A typical household in China in 1996 was seven: four grandparents, two parents, and a spoiled, coddled “Young Emperor,” whom all six adults relied on for their security in old age. This inverted demographic pyramid doesn’t add up, financially.
Europe is even worse off in the fertility sweepstakes, averaging just 1.4-children per woman, and Europe has an even more generous safety net of old age pensions. This is why Europe has delegated its security costs to the U.S, a strategy which may backfire as President Trump insists, they fund their own defense.

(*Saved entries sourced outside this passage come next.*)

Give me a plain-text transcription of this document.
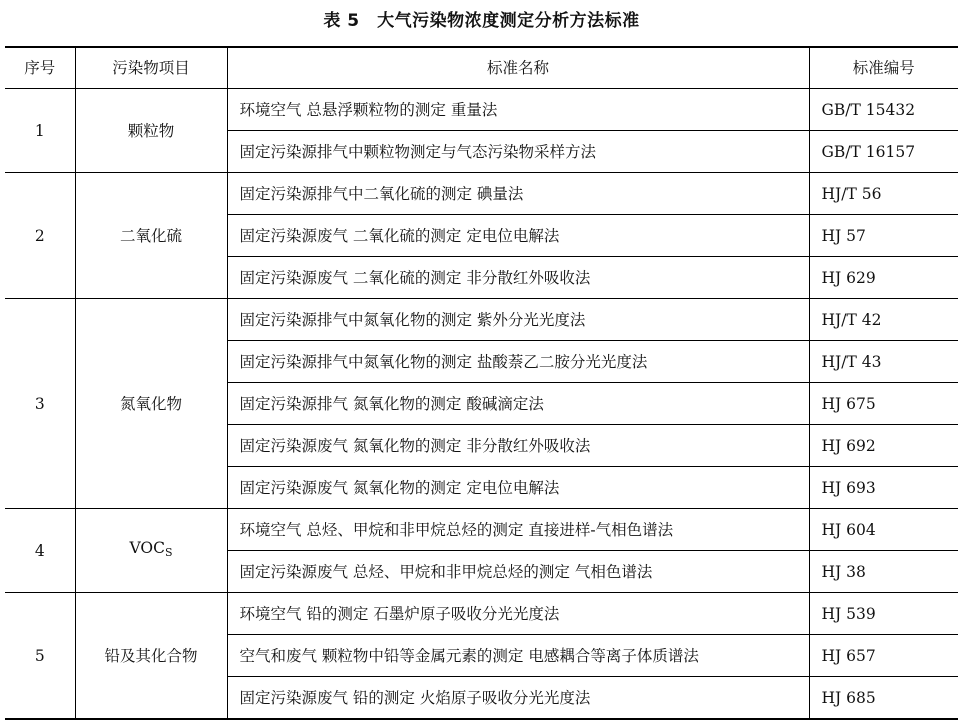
表 5　大气污染物浓度测定分析方法标准
序号	污染物项目	标准名称	标准编号
1	颗粒物	环境空气 总悬浮颗粒物的测定 重量法	GB/T 15432
		固定污染源排气中颗粒物测定与气态污染物采样方法	GB/T 16157
2	二氧化硫	固定污染源排气中二氧化硫的测定 碘量法	HJ/T 56
		固定污染源废气 二氧化硫的测定 定电位电解法	HJ 57
		固定污染源废气 二氧化硫的测定 非分散红外吸收法	HJ 629
3	氮氧化物	固定污染源排气中氮氧化物的测定 紫外分光光度法	HJ/T 42
		固定污染源排气中氮氧化物的测定 盐酸萘乙二胺分光光度法	HJ/T 43
		固定污染源排气 氮氧化物的测定 酸碱滴定法	HJ 675
		固定污染源废气 氮氧化物的测定 非分散红外吸收法	HJ 692
		固定污染源废气 氮氧化物的测定 定电位电解法	HJ 693
4	$VOC_S$	环境空气 总烃、甲烷和非甲烷总烃的测定 直接进样-气相色谱法	HJ 604
		固定污染源废气 总烃、甲烷和非甲烷总烃的测定 气相色谱法	HJ 38
5	铅及其化合物	环境空气 铅的测定 石墨炉原子吸收分光光度法	HJ 539
		空气和废气 颗粒物中铅等金属元素的测定 电感耦合等离子体质谱法	HJ 657
		固定污染源废气 铅的测定 火焰原子吸收分光光度法	HJ 685
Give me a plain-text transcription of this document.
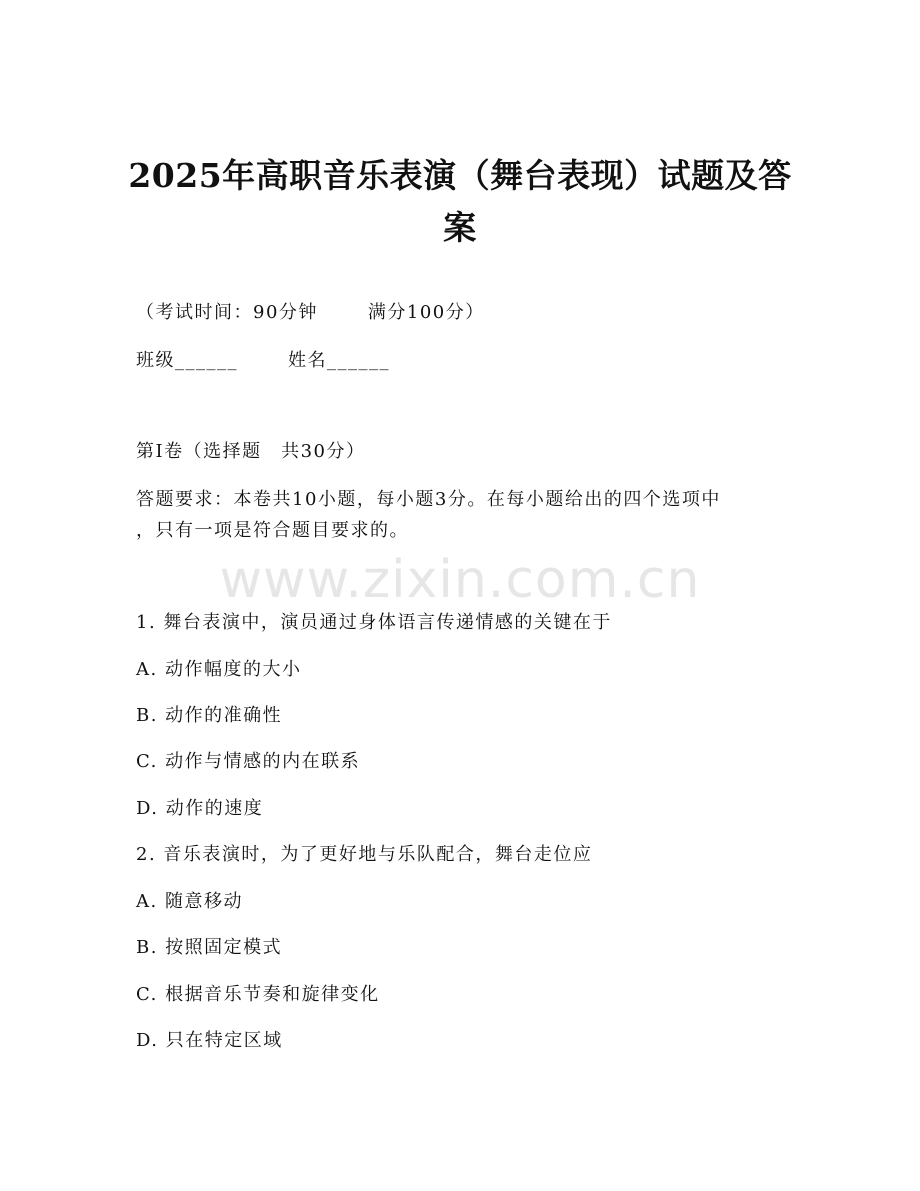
2025年高职音乐表演（舞台表现）试题及答案
（考试时间：90分钟	满分100分）
班级______	姓名______
第Ⅰ卷（选择题　共30分）
答题要求：本卷共10小题，每小题3分。在每小题给出的四个选项中
，只有一项是符合题目要求的。
www.zixin.com.cn
1. 舞台表演中，演员通过身体语言传递情感的关键在于
A. 动作幅度的大小
B. 动作的准确性
C. 动作与情感的内在联系
D. 动作的速度
2. 音乐表演时，为了更好地与乐队配合，舞台走位应
A. 随意移动
B. 按照固定模式
C. 根据音乐节奏和旋律变化
D. 只在特定区域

The United States is in better shape than Europe or Asia – partly due our fairly rapid assimilation of immigrants and high family formation rates in our more conservative regions of the nation – but with the President’s new limitations on immigration, while capturing and shipping out undocumented workers – I have to wonder if we have enough willing young workers to fill up all those new “on-shored” factories.
There is another time bomb implanted in these charts and trends. Social Security (and Medicare) is a time compact between generations, with younger workers funding the immediate needs of the elderly and their rising medical costs. Unlike a 401(k) or IRA, these aren’t savings accounts but are unfunded entitlements based on past demographic trends of higher birth rates. With the current generations less likely to marry and have children – also, less likely to create lucrative careers instead of “gig” jobs – we will face major challenges in funding these future benefits for those unwilling to beget new Americans.